Area schools honor veterans
Saluting the American flag. Saying “The Pledge of Allegiance.” Listening to the haunting sound of “Taps.”
Veterans from all over Crenshaw County were invited by our area schools to join them for Veterans’ Day programs, where they could be honored and where those who made the ultimate sacrifice for their country could be remembered.
At Luverne High School last Thursday, several veterans attended the annual program that is sponsored by the LHS National Honor Society.
“Today, it is our privilege to say thank you to all American servicemen and women for what you have done for us in order to preserve our freedoms,” LHS senior Chad Free said, during his welcome address.
Senior Cami Gorey gave the history behind Veterans’ Day, and Ashley Hall gave a passionate reading of “Your Flag.” The LHS Concert Band played “The Star-Spangled Banner” and “Hymn to the Fallen” before Haden Wilkes read the Roll Call of the county’s fallen.
LHS Principal Chuck Alford also recognized Hilda Maddox, who was also in attendance.
“She always reminds us to remember our veterans, and for that, we thank her,” Alford said.
“No one truly knows what sacrifices you have made,” he told the veterans in attendance. “Because of you and what you have done for our country, we hope that these young people will not have to make those kinds of sacrifices ever.”
On Nov. 11, Crenshaw Christian Academy also observed Veterans’ Day with many of the county’s veterans in attendance.
“Veterans’ Day is set aside to honor our veterans, both the living and the dead,” CCA English teacher Lisa Williams said. “On Memorial Day, we remember those who made the ultimate sacrifice, but Veterans’ Day is especially to honor those still living.”
Neva Petrey sang a beautiful and powerful rendition of “America” before the “Roll Call of the Fallen” was read.
Sgt. 1st Class Ricky Beck was the guest speaker for CCA’s program. Beck belonged to the 1103rd Combat Sustainment Support Battalion, which was activated in May 2007 to provide combat support to units in Iraq.
“The missions did not go without loss of life,” an emotional Beck said. “Our first month in Iraq was our worst. We lost four soldiers—two by IEDs, one by EFP, and one by suicide—he was the youngest one—only 19.”

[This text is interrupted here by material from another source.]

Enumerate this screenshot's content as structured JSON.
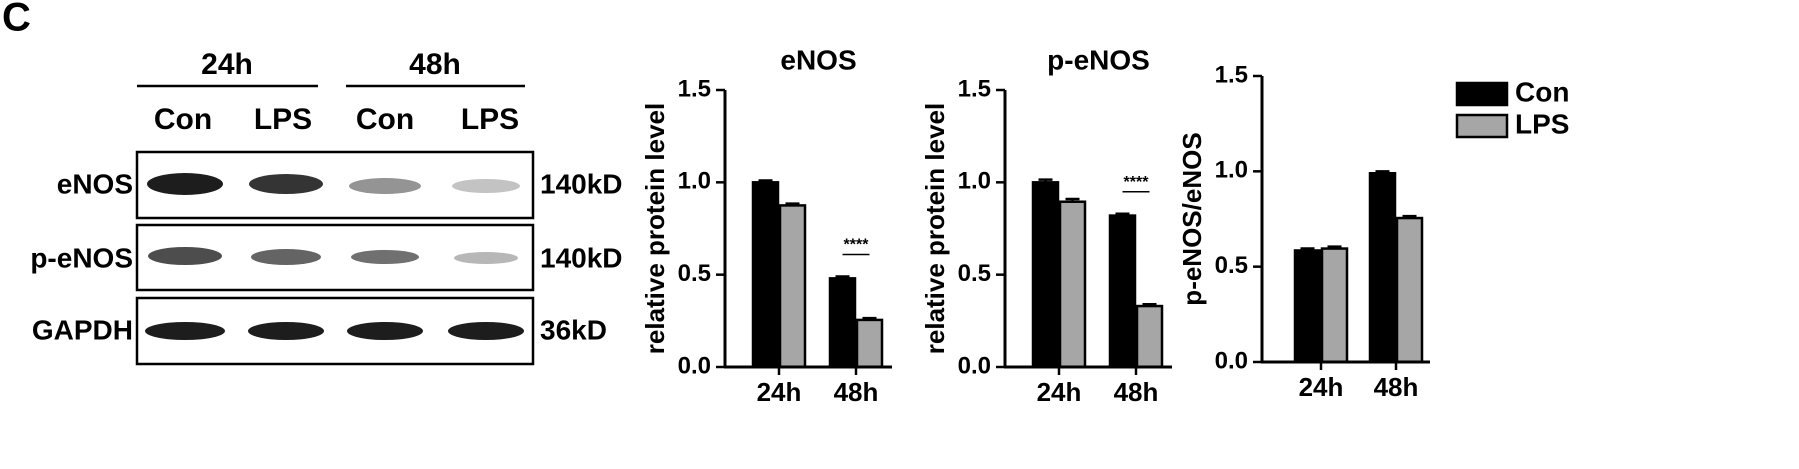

“Our base camp was constantly getting hit with mortar rounds and suicide bombers,” he said. “But, we all pulled together and completed our mission in Iraq in May of 2008. We really hated to leave our fellow troops behind.”
CCA Administrator Angela Carpenter expressed her hope that the students would always remember what they had heard that day.
“If we can’t set aside a day in our nation to honor our veterans, then what kind of Americans would we be?” she asked.
Highland Home High School held their Veterans’ Day program on Monday, November 10, and Brantley School held their program on Friday, Nov. 7.